R
RunPod5w ago
Yasmin

Very Slow Mapping

Hello! I am trying to run dataset.map() and it takes only a few minutes when I run it on Colab. However, when I run it on any machine on RunPod, it reports that it has several hours to finish. I reported this to the Support, but no solution yet. I wonder if anyone faced a similar issue, and how to solve it. The code below is for pre-processing an audio dataset for Whisper fine-tuning. Thanks!
def prepare_dataset(batch):
audio = batch["audio"]

batch["input_features"] = feature_extractor(audio["array"],
sampling_rate=audio["sampling_rate"]).input_features[0]

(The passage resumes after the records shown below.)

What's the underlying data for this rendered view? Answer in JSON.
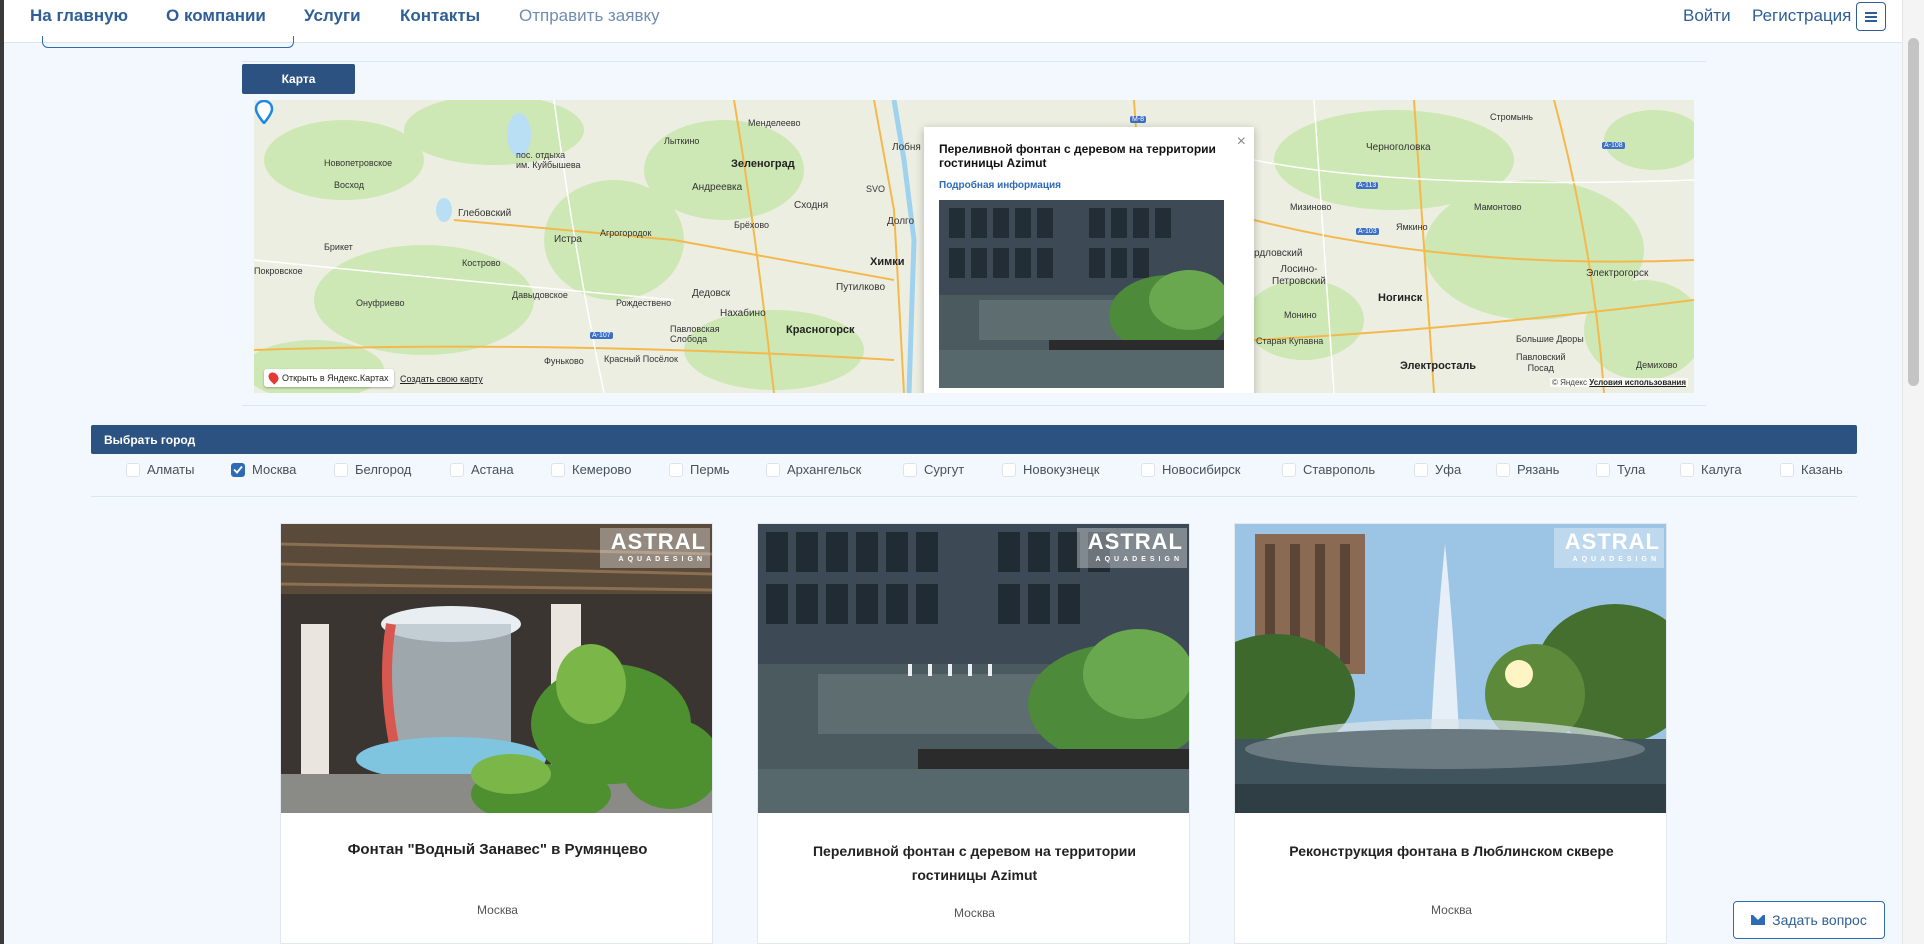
{
  "navbar": {
    "home": "На главную",
    "about": "О компании",
    "services": "Услуги",
    "contacts": "Контакты",
    "request": "Отправить заявку",
    "login": "Войти",
    "register": "Регистрация"
  },
  "map_tab": "Карта",
  "map": {
    "labels": {
      "zelenograd": "Зеленоград",
      "khimki": "Химки",
      "krasnogorsk": "Красногорск",
      "dolgo": "Долго",
      "istra": "Истра",
      "glebovsky": "Глебовский",
      "andreevka": "Андреевка",
      "skhodnya": "Сходня",
      "brekhovo": "Брёхово",
      "putilkovo": "Путилково",
      "nakhabino": "Нахабино",
      "dedovsk": "Дедовск",
      "rozhdestveno": "Рождествено",
      "pavlovskaya": "Павловская\nСлобода",
      "novopetrovskoe": "Новопетровское",
      "voskhod": "Восход",
      "briket": "Брикет",
      "kostrovo": "Кострово",
      "davydovskoe": "Давыдовское",
      "onufrievo": "Онуфриево",
      "pokrovskoe": "Покровское",
      "fenkovo": "Фуньково",
      "krasny_posyolok": "Красный Посёлок",
      "agrogorodok": "Агрогородок",
      "im_kuibysheva": "пос. отдыха\nим. Куйбышева",
      "lytkino": "Лыткино",
      "mendeleevo": "Менделеево",
      "lobnya": "Лобня",
      "noginsk": "Ногинск",
      "elektrostal": "Электросталь",
      "elektrogorsk": "Электрогорск",
      "losino": "Лосино-\nПетровский",
      "monino": "Монино",
      "staraya_kupavna": "Старая Купавна",
      "chernogolovka": "Черноголовка",
      "stromyn": "Стромынь",
      "mizinovo": "Мизиново",
      "yamkino": "Ямкино",
      "mamontovo": "Мамонтово",
      "ordlovsky": "рдловский",
      "pavlovsky_posad": "Павловский\nПосад",
      "demikhovo": "Демихово",
      "bolshie_dvory": "Большие Дворы",
      "svo": "SVO"
    },
    "open_in_yandex": "Открыть в Яндекс.Картах",
    "create_map": "Создать свою карту",
    "copyright_prefix": "© Яндекс",
    "copyright_terms": "Условия использования",
    "popup": {
      "title": "Переливной фонтан с деревом на территории гостиницы Azimut",
      "link": "Подробная информация"
    }
  },
  "city_section": {
    "title": "Выбрать город",
    "cities": [
      {
        "name": "Алматы",
        "checked": false
      },
      {
        "name": "Москва",
        "checked": true
      },
      {
        "name": "Белгород",
        "checked": false
      },
      {
        "name": "Астана",
        "checked": false
      },
      {
        "name": "Кемерово",
        "checked": false
      },
      {
        "name": "Пермь",
        "checked": false
      },
      {
        "name": "Архангельск",
        "checked": false
      },
      {
        "name": "Сургут",
        "checked": false
      },
      {
        "name": "Новокузнецк",
        "checked": false
      },
      {
        "name": "Новосибирск",
        "checked": false
      },
      {
        "name": "Ставрополь",
        "checked": false
      },
      {
        "name": "Уфа",
        "checked": false
      },
      {
        "name": "Рязань",
        "checked": false
      },
      {
        "name": "Тула",
        "checked": false
      },
      {
        "name": "Калуга",
        "checked": false
      },
      {
        "name": "Казань",
        "checked": false
      }
    ]
  },
  "cards": [
    {
      "title": "Фонтан \"Водный Занавес\" в Румянцево",
      "city": "Москва"
    },
    {
      "title": "Переливной фонтан с деревом на территории гостиницы Azimut",
      "city": "Москва"
    },
    {
      "title": "Реконструкция фонтана в Люблинском сквере",
      "city": "Москва"
    }
  ],
  "watermark": {
    "brand": "ASTRAL",
    "sub": "AQUADESIGN"
  },
  "ask_button": "Задать вопрос",
  "colors": {
    "primary": "#2c5282",
    "link": "#2f5f96",
    "page_bg": "#f2f8fe"
  }
}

batch["labels"] = tokenizer(batch["translation"]).input_ids

return batch

dataset = dataset.map(prepare_dataset,
remove_columns=dataset.column_names["train"],
num_proc=None)
def prepare_dataset(batch):
audio = batch["audio"]

batch["input_features"] = feature_extractor(audio["array"],
sampling_rate=audio["sampling_rate"]).input_features[0]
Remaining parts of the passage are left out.